Ah, you are confused on terminology. Borrowing is a thing that only happens when you make references. What you are doing when you pass a non-copy value is moving it.

Generally, anything that is not copy you pass to a function should be a (non-mut) reference unless it's specifically needed to be something else. This allows you to borrow it in the callee, which means the caller gets it back after the call. That's the workflow that the type system works best with, thanks to autoref having all your functions use borrowed values is the most convenient way to write code.

Note that when you pass a value type to a function, in Rust that is always a copy. For non-copy types, that just means move semantics meaning you also must stop using it at the call site. You should not deal with this in general by calling clone on everything, but instead should derive copy on the types for which it makes sense (small, value semantics), and use borrowed references for the rest.

If all you're doing is immutable access, you are perfectly free to immutably borrow the value as many times as you want (even in a multithreaded environment provided T is Send):

    let v = SomeValue { ... }
    foo(&v);
    foo(&v);
    eprintln!("{}", v.xyz);

You have to take a reference. I'm not sure how you'd like to represent "I pass a non-reference value to a function but still retain ownership without copying" - like what if foo stored the value somewhere? Without a clone/copy to give an isolated instance, you've potentially now got two owners - foo and the caller of foo which isn't legal as ownership is strictly unique. If F# lets you do this, it's likely only because it's generating an implicit copy for you (which Rust is will do transparently for you when you declare your type inheriting Copy).

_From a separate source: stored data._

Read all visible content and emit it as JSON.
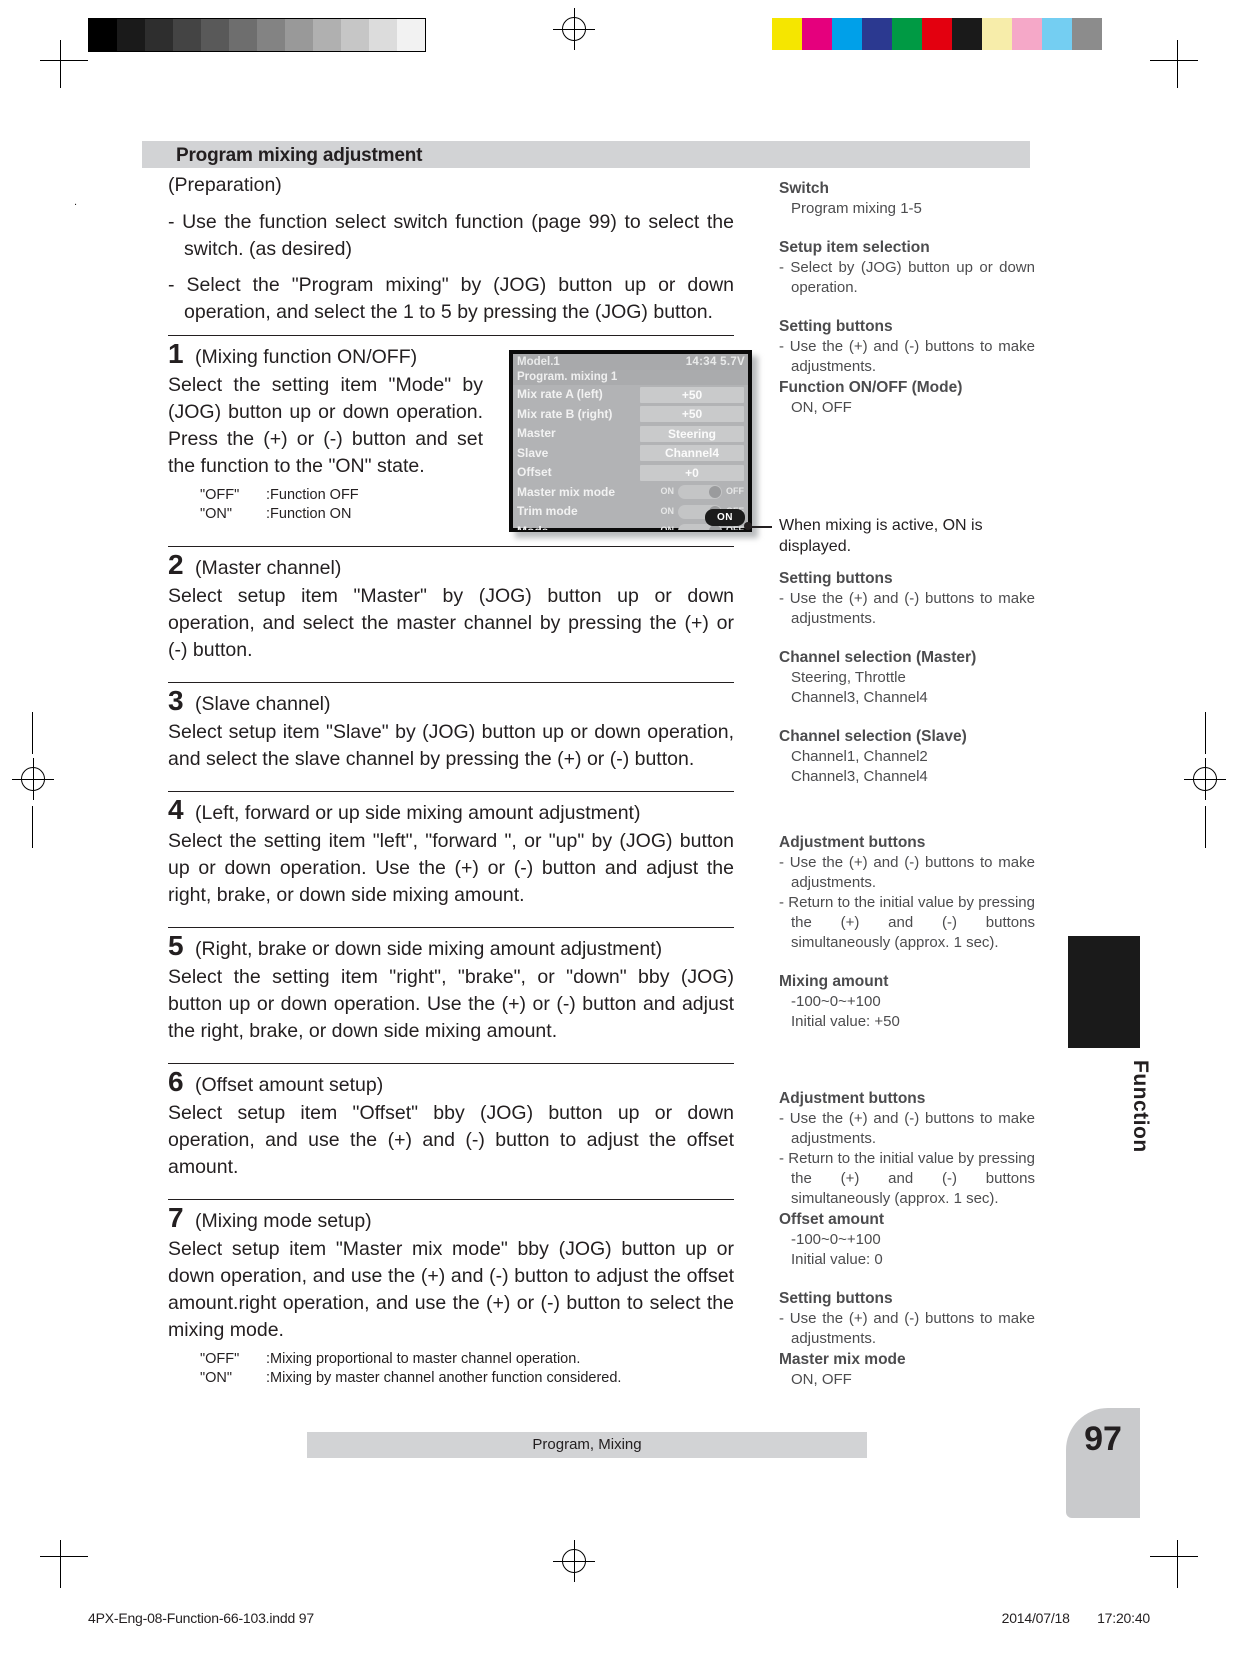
{
  "section": {
    "title": "Program mixing adjustment"
  },
  "preparation": {
    "heading": "(Preparation)",
    "items": [
      "- Use the function select switch function (page 99) to select the switch. (as desired)",
      "- Select the \"Program mixing\" by (JOG) button up or down operation, and select the 1 to 5 by pressing the (JOG) button."
    ]
  },
  "steps": [
    {
      "num": "1",
      "title": "(Mixing function ON/OFF)",
      "body": "Select the setting item \"Mode\" by (JOG) button up or down operation.  Press the (+) or (-) button and set the function to the \"ON\" state.",
      "legend": [
        {
          "key": "\"OFF\"",
          "val": ":Function OFF"
        },
        {
          "key": "\"ON\"",
          "val": ":Function ON"
        }
      ]
    },
    {
      "num": "2",
      "title": "(Master channel)",
      "body": "Select setup item \"Master\" by (JOG) button up or down operation, and select the master channel by pressing the (+) or (-) button."
    },
    {
      "num": "3",
      "title": "(Slave channel)",
      "body": "Select setup item \"Slave\" by (JOG) button up or down operation, and select the slave channel by pressing the (+) or (-) button."
    },
    {
      "num": "4",
      "title": "(Left, forward or up side mixing amount adjustment)",
      "body": "Select the setting item \"left\", \"forward \", or \"up\" by (JOG) button up or down operation. Use the (+) or (-) button and adjust the right, brake, or down side mixing amount."
    },
    {
      "num": "5",
      "title": "(Right, brake or down side mixing amount adjustment)",
      "body": "Select the setting item \"right\", \"brake\", or \"down\" bby (JOG) button up or down operation. Use the (+) or (-) button and adjust the right, brake, or down side mixing amount."
    },
    {
      "num": "6",
      "title": "(Offset amount setup)",
      "body": "Select setup item \"Offset\" bby (JOG) button up or down operation, and use the (+) and (-) button to adjust the offset amount."
    },
    {
      "num": "7",
      "title": "(Mixing mode setup)",
      "body": "Select setup item \"Master mix mode\" bby (JOG) button up or down operation, and use the (+) and (-) button to adjust the offset amount.right operation, and use the (+) or (-) button to select the mixing mode.",
      "legend": [
        {
          "key": "\"OFF\"",
          "val": ":Mixing proportional to master channel operation."
        },
        {
          "key": "\"ON\"",
          "val": ":Mixing by master channel another function considered."
        }
      ]
    }
  ],
  "lcd": {
    "model": "Model.1",
    "clock": "14:34 5.7V",
    "screen_title": "Program. mixing 1",
    "rows": [
      {
        "label": "Mix rate A (left)",
        "value": "+50",
        "type": "value"
      },
      {
        "label": "Mix rate B (right)",
        "value": "+50",
        "type": "value"
      },
      {
        "label": "Master",
        "value": "Steering",
        "type": "value"
      },
      {
        "label": "Slave",
        "value": "Channel4",
        "type": "value"
      },
      {
        "label": "Offset",
        "value": "+0",
        "type": "value"
      },
      {
        "label": "Master mix mode",
        "on": "ON",
        "off": "OFF",
        "type": "toggle"
      },
      {
        "label": "Trim mode",
        "on": "ON",
        "off": "OFF",
        "type": "toggle"
      },
      {
        "label": "Mode",
        "on": "ON",
        "off": "OFF",
        "type": "toggle"
      }
    ],
    "status_badge": "ON"
  },
  "callout": {
    "text": "When mixing is active, ON is displayed."
  },
  "right_column": [
    {
      "type": "head",
      "text": "Switch"
    },
    {
      "type": "indent",
      "text": "Program mixing 1-5"
    },
    {
      "type": "spacer"
    },
    {
      "type": "head",
      "text": "Setup item selection"
    },
    {
      "type": "dash",
      "text": "- Select by (JOG) button up or down operation."
    },
    {
      "type": "spacer"
    },
    {
      "type": "head",
      "text": "Setting buttons"
    },
    {
      "type": "dash",
      "text": "- Use the (+) and (-) buttons to make adjustments."
    },
    {
      "type": "head",
      "text": "Function ON/OFF (Mode)"
    },
    {
      "type": "indent",
      "text": "ON, OFF"
    }
  ],
  "right_column_2": [
    {
      "type": "head",
      "text": "Setting buttons"
    },
    {
      "type": "dash",
      "text": "- Use the (+) and (-) buttons to make adjustments."
    },
    {
      "type": "spacer"
    },
    {
      "type": "head",
      "text": "Channel selection (Master)"
    },
    {
      "type": "indent",
      "text": "Steering, Throttle"
    },
    {
      "type": "indent",
      "text": "Channel3, Channel4"
    },
    {
      "type": "spacer"
    },
    {
      "type": "head",
      "text": "Channel selection (Slave)"
    },
    {
      "type": "indent",
      "text": "Channel1, Channel2"
    },
    {
      "type": "indent",
      "text": "Channel3, Channel4"
    }
  ],
  "right_column_3": [
    {
      "type": "head",
      "text": "Adjustment buttons"
    },
    {
      "type": "dash",
      "text": "- Use the (+) and (-) buttons to make adjustments."
    },
    {
      "type": "dash",
      "text": "- Return to the initial value by pressing the (+) and (-) buttons simultaneously (approx. 1 sec)."
    },
    {
      "type": "spacer"
    },
    {
      "type": "head",
      "text": "Mixing amount"
    },
    {
      "type": "indent",
      "text": "-100~0~+100"
    },
    {
      "type": "indent",
      "text": "Initial value: +50"
    }
  ],
  "right_column_4": [
    {
      "type": "head",
      "text": "Adjustment buttons"
    },
    {
      "type": "dash",
      "text": "- Use the (+) and (-) buttons to make adjustments."
    },
    {
      "type": "dash",
      "text": "- Return to the initial value by pressing the (+) and (-) buttons simultaneously (approx. 1 sec)."
    },
    {
      "type": "head",
      "text": "Offset amount"
    },
    {
      "type": "indent",
      "text": "-100~0~+100"
    },
    {
      "type": "indent",
      "text": "Initial value: 0"
    },
    {
      "type": "spacer"
    },
    {
      "type": "head",
      "text": "Setting buttons"
    },
    {
      "type": "dash",
      "text": "- Use the (+) and (-) buttons to make adjustments."
    },
    {
      "type": "head",
      "text": "Master mix mode"
    },
    {
      "type": "indent",
      "text": "ON, OFF"
    }
  ],
  "side": {
    "vertical_label": "Function"
  },
  "footer": {
    "center_label": "Program, Mixing",
    "page_number": "97"
  },
  "print_slug": {
    "left": "4PX-Eng-08-Function-66-103.indd   97",
    "date": "2014/07/18",
    "time": "17:20:40"
  },
  "colors": {
    "bar_gray": "#d2d3d5",
    "text": "#231f20",
    "right_text": "#4c4c4e",
    "lcd_bg": "#b2b3b5",
    "lcd_text": "#f2f2f2",
    "badge_bg": "#1b1b1b"
  },
  "calibration": {
    "gray_steps": [
      "#000000",
      "#1a1a1a",
      "#2e2e2e",
      "#444444",
      "#595959",
      "#6e6e6e",
      "#838383",
      "#999999",
      "#b0b0b0",
      "#c6c6c6",
      "#dcdcdc",
      "#f2f2f2"
    ],
    "color_patches": [
      "#f5e600",
      "#e5007d",
      "#00a0e9",
      "#2b3990",
      "#009a44",
      "#e3000f",
      "#1a1a1a",
      "#f7edaa",
      "#f5a8c8",
      "#74cef2",
      "#8c8c8c"
    ]
  }
}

But otherwise I'm not clear what ownership semantics you're trying to express - would be helpful if you could give an example.

Copy can’t be for types that aren’t copyable because there could be huge performance cliffs hiding (eg copying a huge vector which is the default in c++).

But Rust always moves by default when assigning so I’m not sure what your complaint is. If the type declares it implements Copy then Rust will automatically copy it on assignment if there’s conflicting ownership.

I'm not sure how what you're describing is different from passing an immutable/shared reference.

If you call `foo(&value)` then `value` remains available in your calling scope after `foo` returns. If you don't mutate `value` in foo, and foo doesn't do anything other than derive a new value from `value`, then it sounds like a shared reference works for what you're describing?

Rust makes you be explicit as to whether you want to lend out the value or give the value away, which is a design decision, and Rust chooses that the bare syntax `value` is for moving and the `&value` syntax is for borrowing. Perhaps you're arguing that a shared immutable borrow should be the default syntax.

Apologies if I'm misunderstanding!

Couldn't you just pass a reference to your value (i.e. `&T`)? If you absolutely _need_ ownership the function you call could return back the owned value or you could use one of the mechanisms for shared ownership like `Rc<T>`. In a GC'd functional language, you're effectively getting the latter (although usually a different form of GC instead of reference counting)

Yes, but it’s more subtle than that. What Rust does is track when the object goes out of scope, and will make sure that any closures that reference it live for a shorter time than that. Sort of backwards of what you’re asking.

The borrow checker is a compile-time garbage collector. If you think about it in that sense, you can understand a lot of the ways it restricts you.